I must first admit that I kind of was going into this movie completely blind folded to the fact of the real plot. I figured it was going to be about a man who was on a journey of self discovery. Oh how I was wrong! It is not a movie about a man trying to find himself, because that would imply that there was actually a developing plot.
Greenberg,starring Ben Stiller as Roger Greenberg and amazing newcomer Greta Gerwig as Florence Marr, was written and directed by Noah Baumbach. This was the same man who brought us "The Squid and the Whale", a movie that not many saw but everyone should have. This time around Baumbach presents a story about a man named Roger Greenberg who decides, after being recently released from an mental institute in New York, to go and house-sit for his brother Phil Greenberg, played by Chris Messina.

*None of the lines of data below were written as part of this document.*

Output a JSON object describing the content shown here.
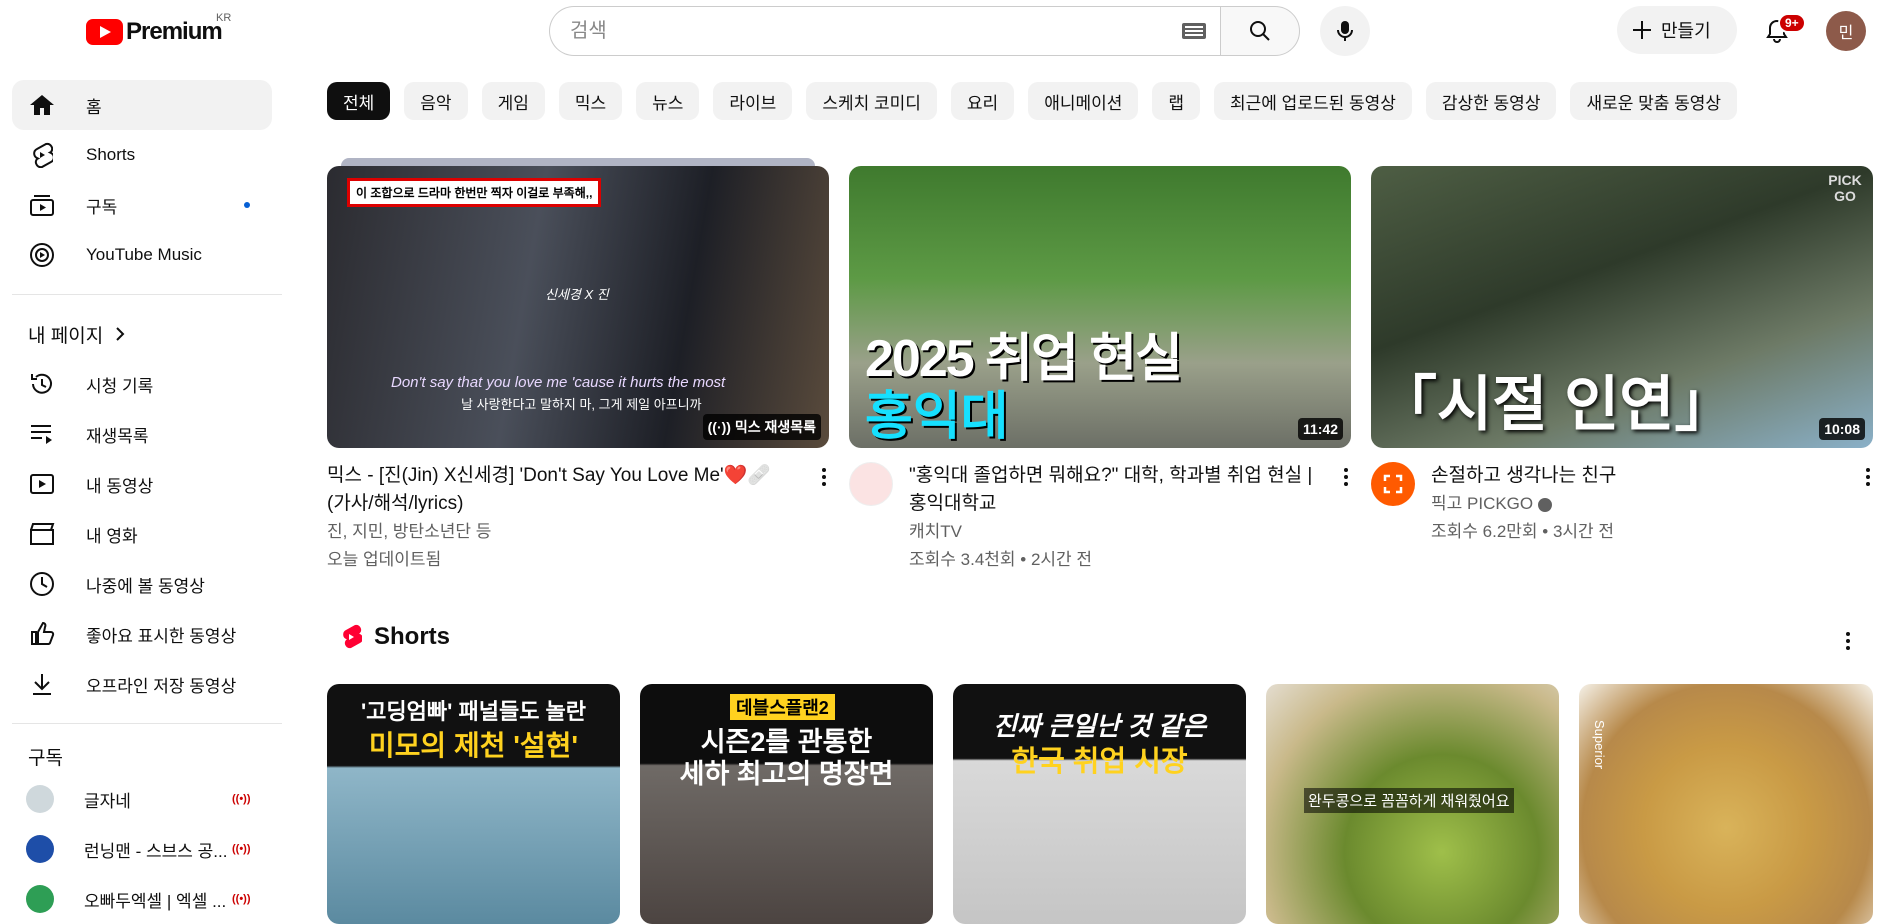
{
  "masthead": {
    "logo_text": "Premium",
    "region": "KR",
    "search_placeholder": "검색",
    "create_label": "만들기",
    "notification_badge": "9+",
    "avatar_letter": "민"
  },
  "sidebar": {
    "main": [
      {
        "label": "홈",
        "icon": "home-icon",
        "active": true
      },
      {
        "label": "Shorts",
        "icon": "shorts-icon"
      },
      {
        "label": "구독",
        "icon": "subscriptions-icon",
        "dot": true
      },
      {
        "label": "YouTube Music",
        "icon": "youtube-music-icon"
      }
    ],
    "mypage_title": "내 페이지",
    "mypage": [
      {
        "label": "시청 기록",
        "icon": "history-icon"
      },
      {
        "label": "재생목록",
        "icon": "playlists-icon"
      },
      {
        "label": "내 동영상",
        "icon": "my-videos-icon"
      },
      {
        "label": "내 영화",
        "icon": "movies-icon"
      },
      {
        "label": "나중에 볼 동영상",
        "icon": "watch-later-icon"
      },
      {
        "label": "좋아요 표시한 동영상",
        "icon": "liked-icon"
      },
      {
        "label": "오프라인 저장 동영상",
        "icon": "download-icon"
      }
    ],
    "subscriptions_title": "구독",
    "subscriptions": [
      {
        "label": "글자네",
        "color": "#cfd8dc"
      },
      {
        "label": "런닝맨 - 스브스 공...",
        "color": "#1e4ea8"
      },
      {
        "label": "오빠두엑셀 | 엑셀 ...",
        "color": "#2e9e55"
      }
    ]
  },
  "chips": [
    "전체",
    "음악",
    "게임",
    "믹스",
    "뉴스",
    "라이브",
    "스케치 코미디",
    "요리",
    "애니메이션",
    "랩",
    "최근에 업로드된 동영상",
    "감상한 동영상",
    "새로운 맞춤 동영상"
  ],
  "videos": [
    {
      "title": "믹스 - [진(Jin) X신세경] 'Don't Say You Love Me'❤️🩹 (가사/해석/lyrics)",
      "line1": "진, 지민, 방탄소년단 등",
      "line2": "오늘 업데이트됨",
      "duration": "((·)) 믹스 재생목록",
      "thumb_caption": "이 조합으로 드라마 한번만 찍자 이걸로 부족해,,",
      "thumb_sub1": "Don't say that you love me 'cause it hurts the most",
      "thumb_sub2": "날 사랑한다고 말하지 마, 그게 제일 아프니까",
      "thumb_name": "신세경 X 진"
    },
    {
      "title": "\"홍익대 졸업하면 뭐해요?\" 대학, 학과별 취업 현실 | 홍익대학교",
      "line1": "캐치TV",
      "line2": "조회수 3.4천회 • 2시간 전",
      "duration": "11:42",
      "thumb_big": "2025 취업 현실",
      "thumb_big2": "홍익대"
    },
    {
      "title": "손절하고 생각나는 친구",
      "line1": "픽고 PICKGO",
      "line2": "조회수 6.2만회 • 3시간 전",
      "duration": "10:08",
      "thumb_big": "「시절 인연」",
      "thumb_logo": "PICK GO"
    }
  ],
  "shorts_title": "Shorts",
  "shorts": [
    {
      "line1": "'고딩엄빠' 패널들도 놀란",
      "line2": "미모의 제천 '설현'"
    },
    {
      "line0": "데블스플랜2",
      "line1": "시즌2를 관통한",
      "line2": "세하 최고의 명장면"
    },
    {
      "line1": "진짜 큰일난 것 같은",
      "line2": "한국 취업 시장"
    },
    {
      "line1": "완두콩으로 꼼꼼하게 채워줬어요"
    },
    {
      "line1": "Superior"
    }
  ]
}
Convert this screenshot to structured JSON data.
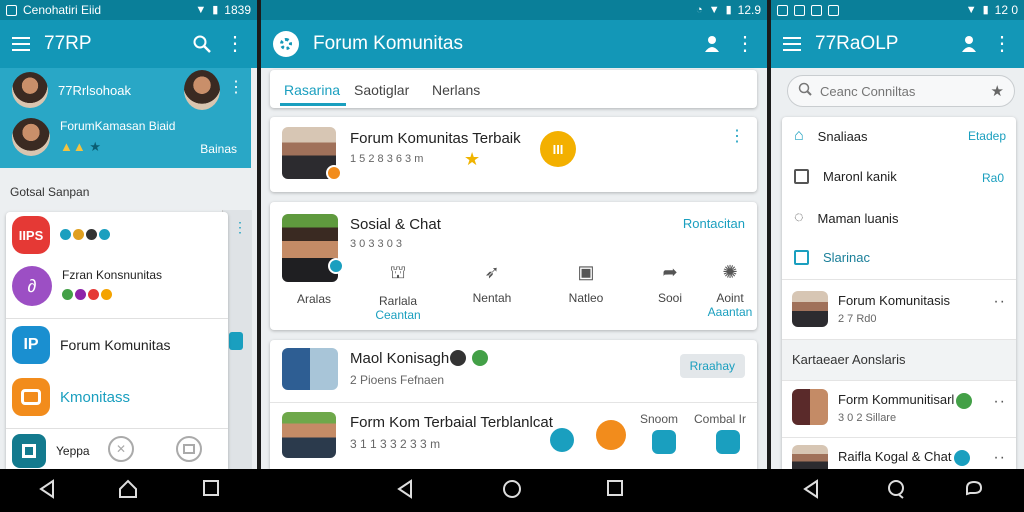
{
  "phone1": {
    "status_left": "Cenohatiri Eiid",
    "status_time": "1839",
    "app_title": "77RP",
    "profile1_name": "77Rrlsohoak",
    "profile2_name": "ForumKamasan Biaid",
    "profile2_sub": "Bainas",
    "section_label": "Gotsal Sanpan",
    "app_badge": "IIPS",
    "item2_label": "Fzran Konsnunitas",
    "item3_label": "Forum Komunitas",
    "item4_label": "Kmonitass",
    "item5_label": "Yeppa"
  },
  "phone2": {
    "status_time": "12.9",
    "app_title": "Forum Komunitas",
    "tabs": [
      "Rasarina",
      "Saotiglar",
      "Nerlans"
    ],
    "card1": {
      "title": "Forum Komunitas Terbaik",
      "sub": "1 5 2 8 3 6 3 m"
    },
    "card2": {
      "title": "Sosial & Chat",
      "sub": "3 0 3 3 0 3",
      "action_link": "Rontacitan",
      "actions": [
        {
          "label": "Aralas",
          "sub": ""
        },
        {
          "label": "Rarlala",
          "sub": "Ceantan"
        },
        {
          "label": "Nentah",
          "sub": ""
        },
        {
          "label": "Natleo",
          "sub": ""
        },
        {
          "label": "Sooi",
          "sub": ""
        },
        {
          "label": "Aoint",
          "sub": "Aaantan"
        }
      ]
    },
    "card3": {
      "title": "Maol Konisagh",
      "sub": "2 Pioens Fefnaen",
      "button": "Rraahay"
    },
    "card4": {
      "title": "Form Kom Terbaial Terblanlcat",
      "sub": "3 1 1 3 3 2 3 3 m",
      "right_label1": "Snoom",
      "right_label2": "Combal Ir"
    }
  },
  "phone3": {
    "status_time": "12 0",
    "app_title": "77RaOLP",
    "search_placeholder": "Ceanc Conniltas",
    "menu": [
      {
        "label": "Snaliaas",
        "right": "Etadep"
      },
      {
        "label": "Maronl kanik",
        "right": "Ra0"
      },
      {
        "label": "Maman luanis",
        "right": ""
      },
      {
        "label": "Slarinac",
        "right": ""
      }
    ],
    "item1_title": "Forum Komunitasis",
    "item1_sub": "2 7 Rd0",
    "section_label": "Kartaeaer Aonslaris",
    "item2_title": "Form Kommunitisarl",
    "item2_sub": "3 0 2 Sillare",
    "item3_title": "Raifla Kogal & Chat"
  }
}
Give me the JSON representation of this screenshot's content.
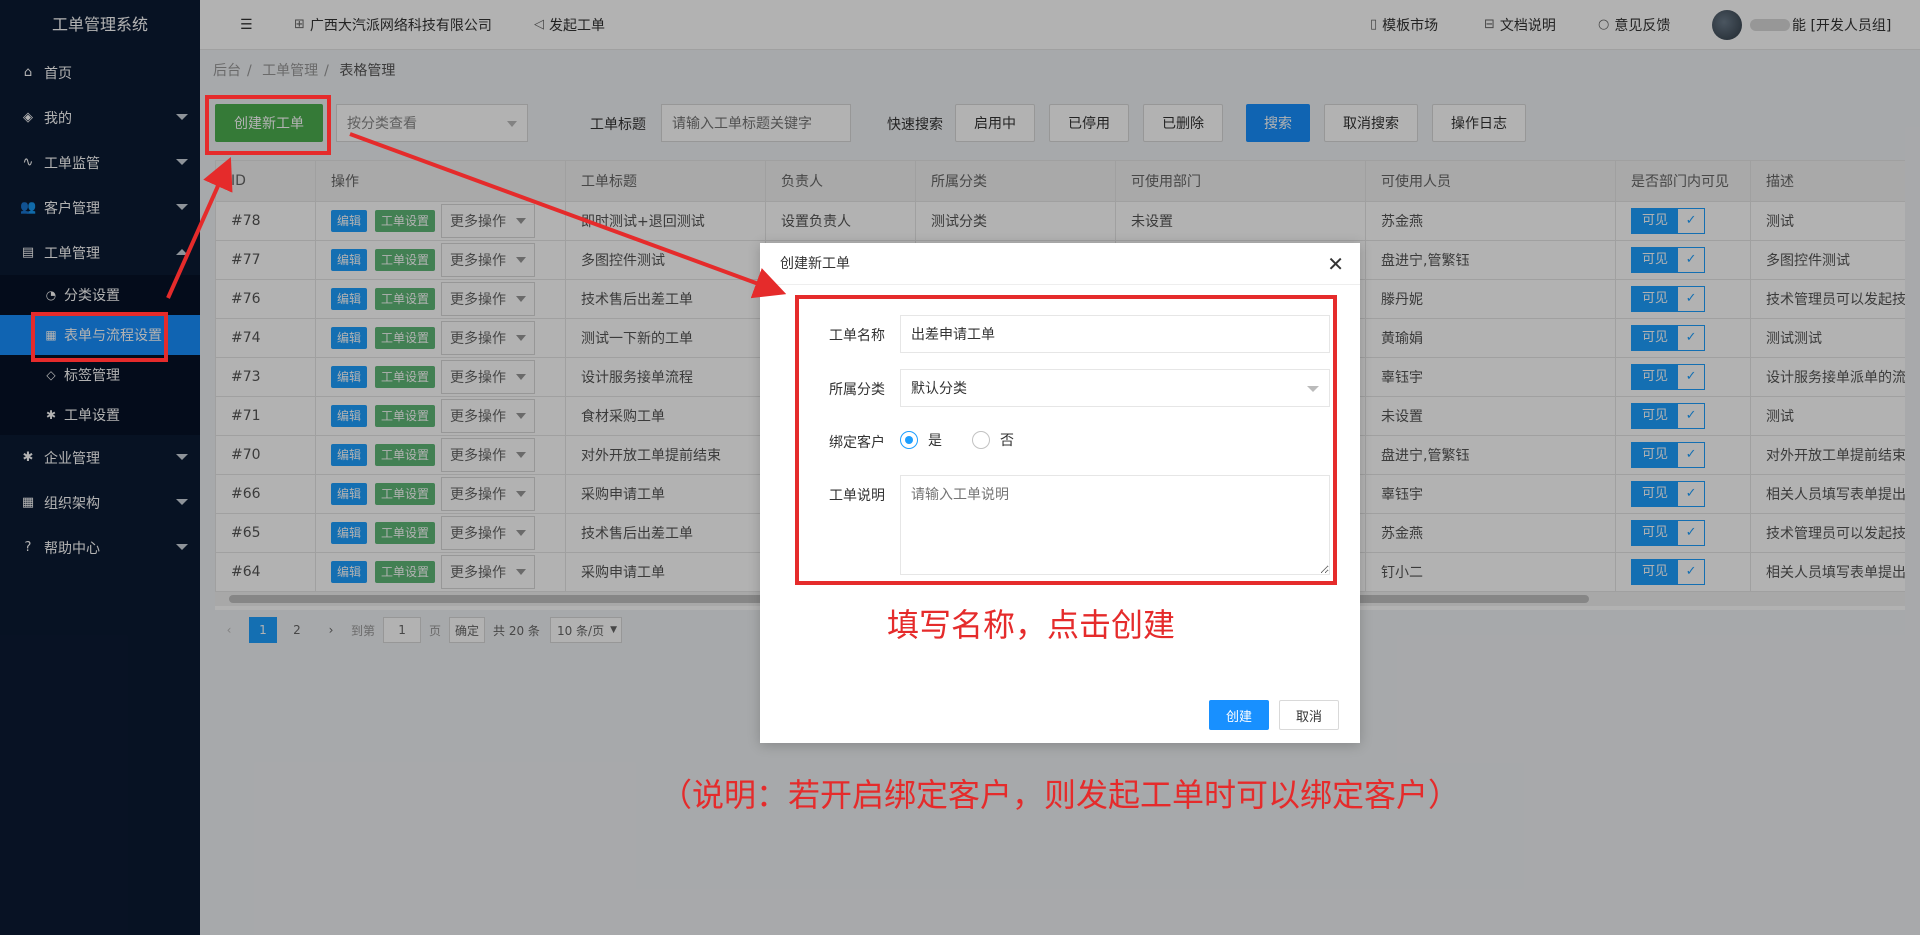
{
  "sidebar": {
    "title": "工单管理系统",
    "items": [
      {
        "label": "首页",
        "icon": "⌂"
      },
      {
        "label": "我的",
        "icon": "◈"
      },
      {
        "label": "工单监管",
        "icon": "∿"
      },
      {
        "label": "客户管理",
        "icon": "👥"
      },
      {
        "label": "工单管理",
        "icon": "▤"
      }
    ],
    "sub_items": [
      {
        "label": "分类设置",
        "icon": "◔"
      },
      {
        "label": "表单与流程设置",
        "icon": "▦"
      },
      {
        "label": "标签管理",
        "icon": "◇"
      },
      {
        "label": "工单设置",
        "icon": "✱"
      }
    ],
    "items_bottom": [
      {
        "label": "企业管理",
        "icon": "✱"
      },
      {
        "label": "组织架构",
        "icon": "▦"
      },
      {
        "label": "帮助中心",
        "icon": "?"
      }
    ]
  },
  "header": {
    "menu_icon": "☰",
    "company": "广西大汽派网络科技有限公司",
    "launch": "发起工单",
    "template_market": "模板市场",
    "docs": "文档说明",
    "feedback": "意见反馈",
    "user_role": "能 [开发人员组]"
  },
  "breadcrumb": [
    "后台",
    "工单管理",
    "表格管理"
  ],
  "toolbar": {
    "create_button": "创建新工单",
    "category_select": "按分类查看",
    "title_label": "工单标题",
    "title_placeholder": "请输入工单标题关键字",
    "quick_search_label": "快速搜索",
    "enabled": "启用中",
    "disabled": "已停用",
    "deleted": "已删除",
    "search": "搜索",
    "cancel_search": "取消搜索",
    "log": "操作日志"
  },
  "table": {
    "columns": [
      "ID",
      "操作",
      "工单标题",
      "负责人",
      "所属分类",
      "可使用部门",
      "可使用人员",
      "是否部门内可见",
      "描述"
    ],
    "edit_label": "编辑",
    "settings_label": "工单设置",
    "more_label": "更多操作",
    "visible_label": "可见",
    "rows": [
      {
        "id": "#78",
        "title": "即时测试+退回测试",
        "owner": "设置负责人",
        "category": "测试分类",
        "dept": "未设置",
        "users": "苏金燕",
        "desc": "测试"
      },
      {
        "id": "#77",
        "title": "多图控件测试",
        "owner": "",
        "category": "",
        "dept": "",
        "users": "盘进宁,管繁钰",
        "desc": "多图控件测试"
      },
      {
        "id": "#76",
        "title": "技术售后出差工单",
        "owner": "",
        "category": "",
        "dept": "",
        "users": "滕丹妮",
        "desc": "技术管理员可以发起技"
      },
      {
        "id": "#74",
        "title": "测试一下新的工单",
        "owner": "",
        "category": "",
        "dept": "",
        "users": "黄瑜娟",
        "desc": "测试测试"
      },
      {
        "id": "#73",
        "title": "设计服务接单流程",
        "owner": "",
        "category": "",
        "dept": "",
        "users": "辜钰宇",
        "desc": "设计服务接单派单的流"
      },
      {
        "id": "#71",
        "title": "食材采购工单",
        "owner": "",
        "category": "",
        "dept": "",
        "users": "未设置",
        "desc": "测试"
      },
      {
        "id": "#70",
        "title": "对外开放工单提前结束",
        "owner": "",
        "category": "",
        "dept": "",
        "users": "盘进宁,管繁钰",
        "desc": "对外开放工单提前结束"
      },
      {
        "id": "#66",
        "title": "采购申请工单",
        "owner": "",
        "category": "",
        "dept": "",
        "users": "辜钰宇",
        "desc": "相关人员填写表单提出"
      },
      {
        "id": "#65",
        "title": "技术售后出差工单",
        "owner": "",
        "category": "",
        "dept": "",
        "users": "苏金燕",
        "desc": "技术管理员可以发起技"
      },
      {
        "id": "#64",
        "title": "采购申请工单",
        "owner": "",
        "category": "",
        "dept": "",
        "users": "钉小二",
        "desc": "相关人员填写表单提出"
      }
    ]
  },
  "pager": {
    "page1": "1",
    "page2": "2",
    "goto_label": "到第",
    "goto_value": "1",
    "page_unit": "页",
    "confirm": "确定",
    "total": "共 20 条",
    "per_page": "10 条/页"
  },
  "modal": {
    "title": "创建新工单",
    "name_label": "工单名称",
    "name_value": "出差申请工单",
    "category_label": "所属分类",
    "category_value": "默认分类",
    "bind_label": "绑定客户",
    "yes": "是",
    "no": "否",
    "desc_label": "工单说明",
    "desc_placeholder": "请输入工单说明",
    "create": "创建",
    "cancel": "取消"
  },
  "annotations": {
    "fill_hint": "填写名称，点击创建",
    "note": "（说明：若开启绑定客户，则发起工单时可以绑定客户）"
  },
  "colors": {
    "sidebar_bg": "#0b1a33",
    "active_blue": "#1890ff",
    "green": "#4caf50",
    "annotation_red": "#e52b2b"
  }
}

During this time Greenberg decides that he is going to take a break from life and just "do nothing". This manifestation of his attitude is completely reflected in the script of the movie, which provides no growth for almost the entire film. We follow Greenberg from boring socially removed experience to more of the same situations just with different scenery to look at.
But as the movie progresses, if you can call it that, we see a truly different type of romantic relationship begin to develop. Roger begins to loath his lonely isolated life and remedies it by having awkward sex followed by mean spirited conversations with his brother's personal assistant, Florence Marr. And that is the basic premise of the entire movie.
Of course there are some questions that need to be answered such as "will Greenberg finally figure out how to be happy outside of the asylum?" Or how about "will Greenberg finally be able to put some other persons needs before his own?" All of these questions, among many more, get answered by the end of the movie. But, by that point in time we don't care.
That is one of the major problems with this movie. You don't really care for the characters at all. They are all so self destructive that by the time the audience reaches the end, they really don't care for the characters, which in turn makes the ending seem less fulfilling.
Stick with "The Squid and the Whale".